When the drug is used together with MAO inhibitors an excessive hypotensive effect , so this combination is prohibited; The interval between taking these medications should be more than 14 days.

When used together with R eserpine, Nifedipine, diuretics, ethanol, hydralazine and other antihypertensive drugs, the hypotensive effect of the drug is enhanced.

The hypotensive effect of Obzidan is weakened by glucocorticosteroids, non-steroidal anti-inflammatory drugs, and estrogens .

When used together, Obzidan enhances the effect of uterotonic and thyreostatic drugs and weakens the effect of antihistamines .

Cardiac glycosides, Guanfacine, Reserpine, Methyldopa, and antiarrhythmic drugs increase the risk of or intensify the manifestations of AV block, bradycardia, and heart failure.

How does it interact with other medications?

If you combine propranolol-based medicinal products with other antihypertensive drugs (for example, diuretics), their effect will be enhanced.

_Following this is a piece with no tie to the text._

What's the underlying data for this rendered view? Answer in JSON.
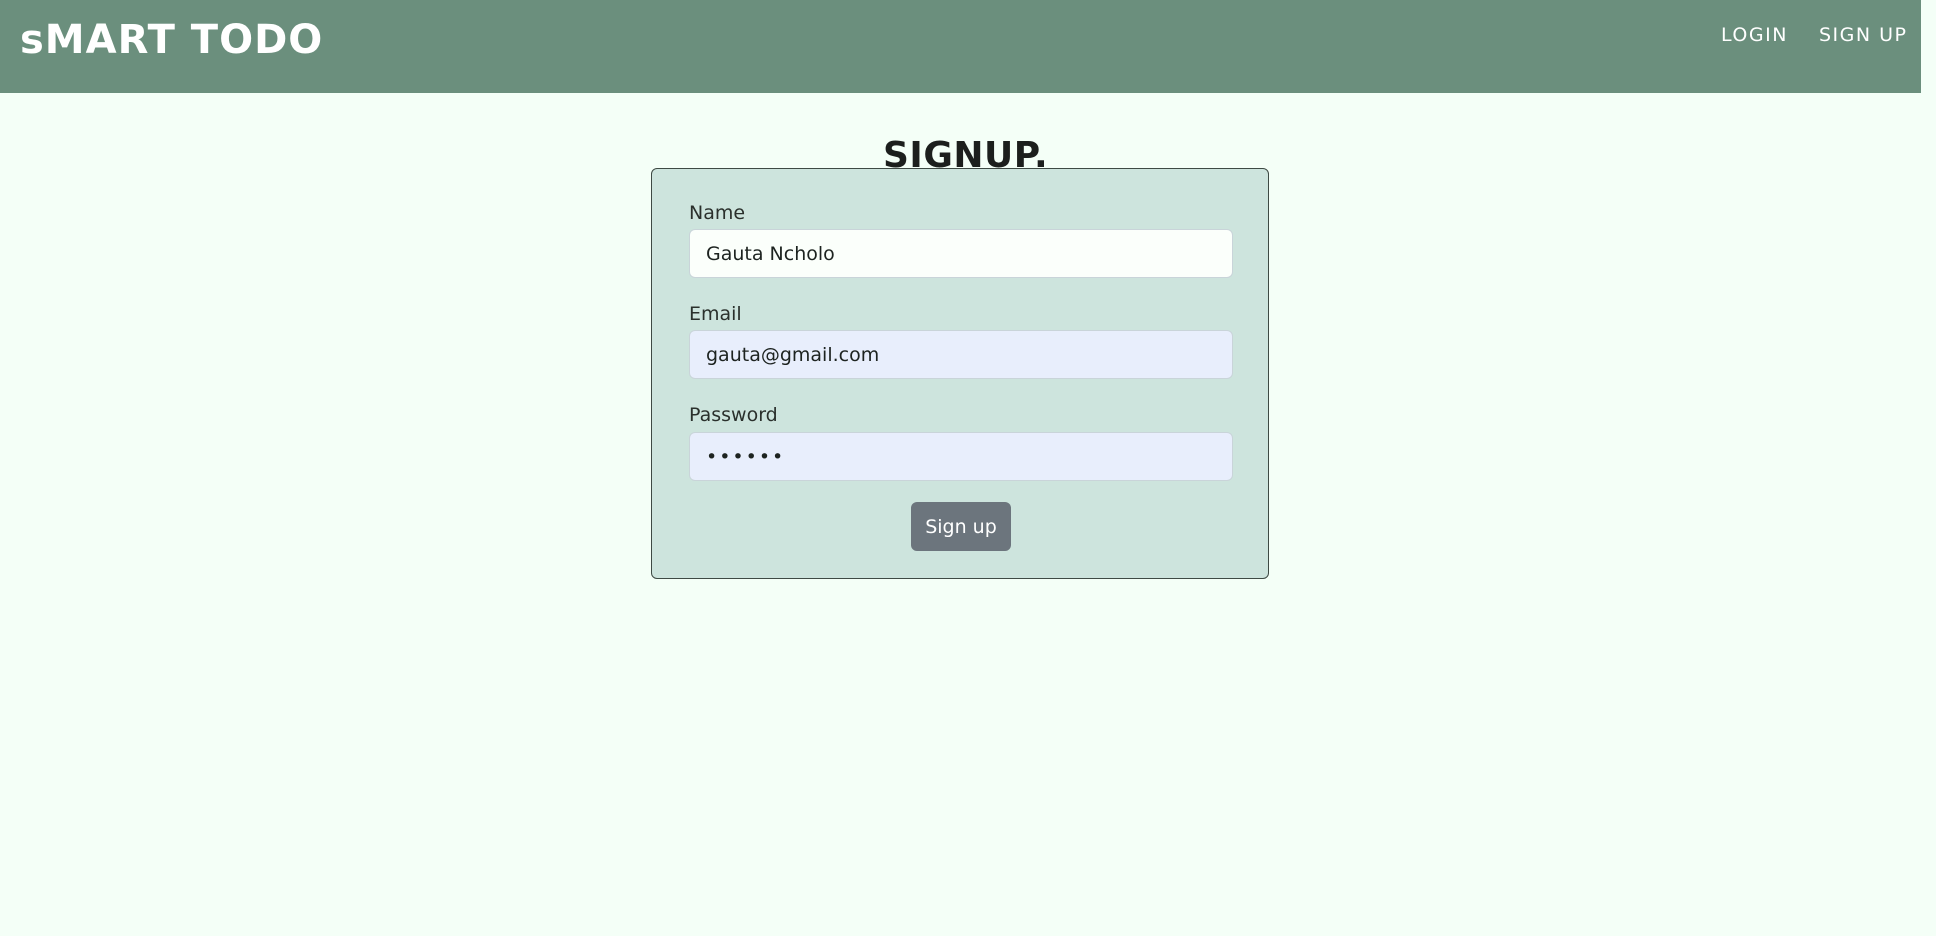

But any pharmaceutical preparations made from NSAIDs will weaken the hypotensive effects.

What is known about other drug combinations:

  • The bioavailability of cimetidine increases;
  • Parallel therapy with phenotisian derivatives increases the content of both drugs in the plasma part of the blood;
  • The effect of thyreostatic drugs is enhanced;
  • The effectiveness of antihistamine pharmaceutical products decreases;
  • There is an increased risk of anaphylaxis with allergen injections used for immunotherapy/skin testing;
  • Obzidan changes the effectiveness of insulin, masks diabetic symptoms;
  • Reduces xanthine clearance;
  • When combined with glucocorticosteroids, the hypotensive effect weakens.

When taken in parallel with cardiac glycosides, methyldopa, antiarrhythmic drugs, Obzidan increases the risk of bradycardia (development or intensification), AV block, HF and cardiac arrest.

Obzidan's analogs

Level 4 ATC code matches:
Sotalol Canon

Sotahexal

Propranolol

Sotalex

Anaprilin

The most common analogues of Obzidan: Adrenoblock, Anaprilin, Vero-Anaprilin, Inderal, Inderal LA, Propranobene, Propranolol, Propranolol Nycomed.